본 출원을 구현하는 과정에서, 출원인은 연구를 통해 비디오에서 프레임 사이의 하위 계층 특징이 크게 변화하면 이에 대해 시맨틱 분할을 수행하여 획득한 시맨틱 태그 사이의 떨림이 크고, 그렇지 않으면 떨림이 작다는 것을 발견하였다. 본 출원 실시예에서, 딥 러닝 방법을 이용하여, 비디오에서 적어도 하나의 프레임의 특징 정보를 획득할 수 있고, 현재 프레임에 인접한 이전 키 프레임의 하위 계층 특징 및 현재 프레임의 하위 계층 특징 사이의 차이에 따라 하위 계층 특징의 변화를 결정하며, 비디오에서 프레임 사이의 떨림 상황을 분석하고, 현재 프레임 및 인접한 이전 키 프레임 하위 계층 특징 사이의 일치 정도를 계산함으로써, 하위 계층 특징 변화가 크면 태그는 떨림이 크고, 그렇지 않으면 떨림이 작으며, 따라서, 하위 계층 특징에 의해 시맨틱 태그의 떨림 정도의 회귀를 구현함으로써, 키 프레임을 자기 적응적으로 스케줄링할 수 있다.In the process of implementing this application, the applicant found that, through research, if the characteristics of the lower layer between frames in the video change significantly, the vibration between the semantic tags obtained by performing semantic segmentation is large, otherwise the vibration is small. I did. In the embodiment of the present application, by using the deep learning method, feature information of at least one frame can be obtained from a video, and the difference between the lower layer feature of the previous key frame adjacent to the current frame and the lower layer feature of the current frame is It determines the change of the lower layer feature accordingly, analyzes the shaking situation between frames in the video, and calculates the degree of correspondence between the lower layer features of the current frame and the adjacent previous key frame.If the lower layer feature change is large, the tag has a large vibration. Otherwise, the vibration is small, and thus, by implementing a regression of the degree of vibration of the semantic tag by the lower layer feature, the key frame can be self-adaptively scheduled.

본 출원의 상기 임의의 실시예의 선택적인 일 예에서, 단계 104 또는 단계 204는, In an optional example of any of the above embodiments of the present application, step 104 or step 204,

이전 키 프레임의 하위 계층 특징 및 현재 프레임의 하위 계층 특징을 스플라이싱하여, 스플라이싱 특징을 얻는 단계; 및Splicing the lower layer feature of the previous key frame and the lower layer feature of the current frame to obtain a splicing feature; And

키 프레임 스케줄링 네트워크를 통해, 상기 스플라이싱 특징에 기반하여 현재 프레임의 스케줄링 확률값을 획득 및 출력하는 단계를 포함할 수 있다.And obtaining and outputting a scheduling probability value of a current frame based on the splicing feature through a key frame scheduling network.

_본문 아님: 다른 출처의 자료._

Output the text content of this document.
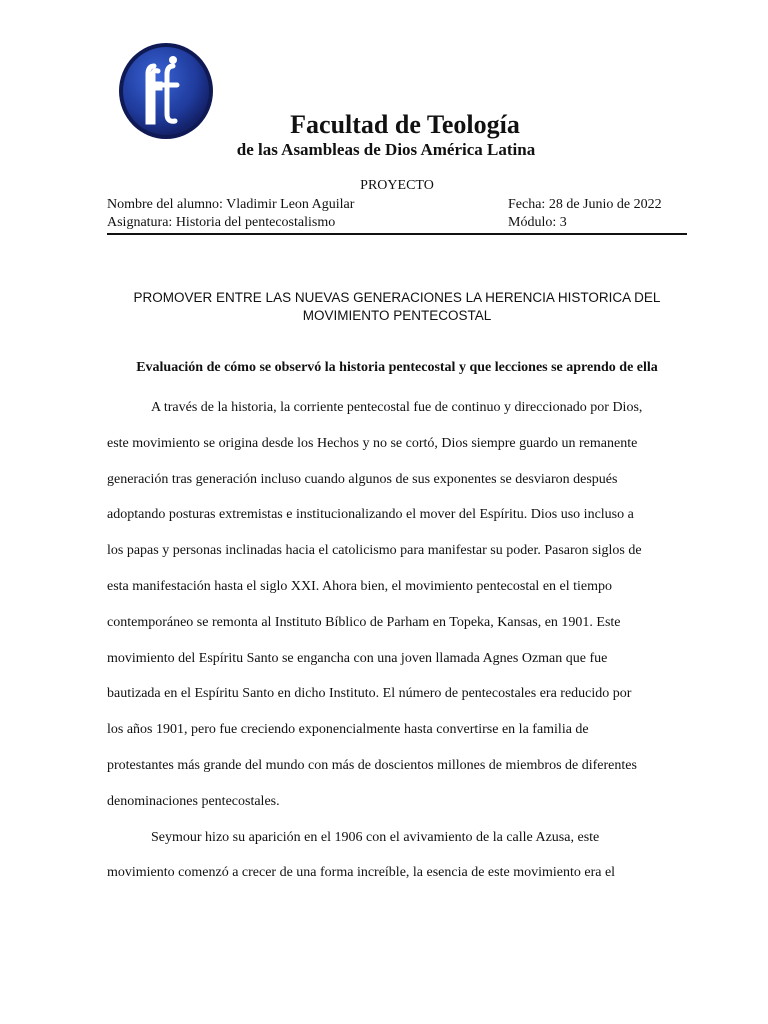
Facultad de Teología
de las Asambleas de Dios América Latina
PROYECTO
Nombre del alumno: Vladimir Leon Aguilar	Fecha: 28 de Junio de 2022
Asignatura: Historia del pentecostalismo	Módulo: 3
PROMOVER ENTRE LAS NUEVAS GENERACIONES LA HERENCIA HISTORICA DEL
MOVIMIENTO PENTECOSTAL
Evaluación de cómo se observó la historia pentecostal y que lecciones se aprendo de ella

A través de la historia, la corriente pentecostal fue de continuo y direccionado por Dios,
este movimiento se origina desde los Hechos y no se cortó, Dios siempre guardo un remanente
generación tras generación incluso cuando algunos de sus exponentes se desviaron después
adoptando posturas extremistas e institucionalizando el mover del Espíritu. Dios uso incluso a
los papas y personas inclinadas hacia el catolicismo para manifestar su poder. Pasaron siglos de
esta manifestación hasta el siglo XXI. Ahora bien, el movimiento pentecostal en el tiempo
contemporáneo se remonta al Instituto Bíblico de Parham en Topeka, Kansas, en 1901. Este
movimiento del Espíritu Santo se engancha con una joven llamada Agnes Ozman que fue
bautizada en el Espíritu Santo en dicho Instituto. El número de pentecostales era reducido por
los años 1901, pero fue creciendo exponencialmente hasta convertirse en la familia de
protestantes más grande del mundo con más de doscientos millones de miembros de diferentes
denominaciones pentecostales.

Seymour hizo su aparición en el 1906 con el avivamiento de la calle Azusa, este
movimiento comenzó a crecer de una forma increíble, la esencia de este movimiento era el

본 출원 실시예는 자율 주행 장면, 비디오 모니터링 장면, 포트레이트 분할 등 인터넷 엔터테인먼트 제품 등에 사용될 수 있으며, 예를 들어 다음과 같다.The embodiment of the present application may be used for Internet entertainment products such as autonomous driving scenes, video monitoring scenes, and portrait segmentation, for example, as follows.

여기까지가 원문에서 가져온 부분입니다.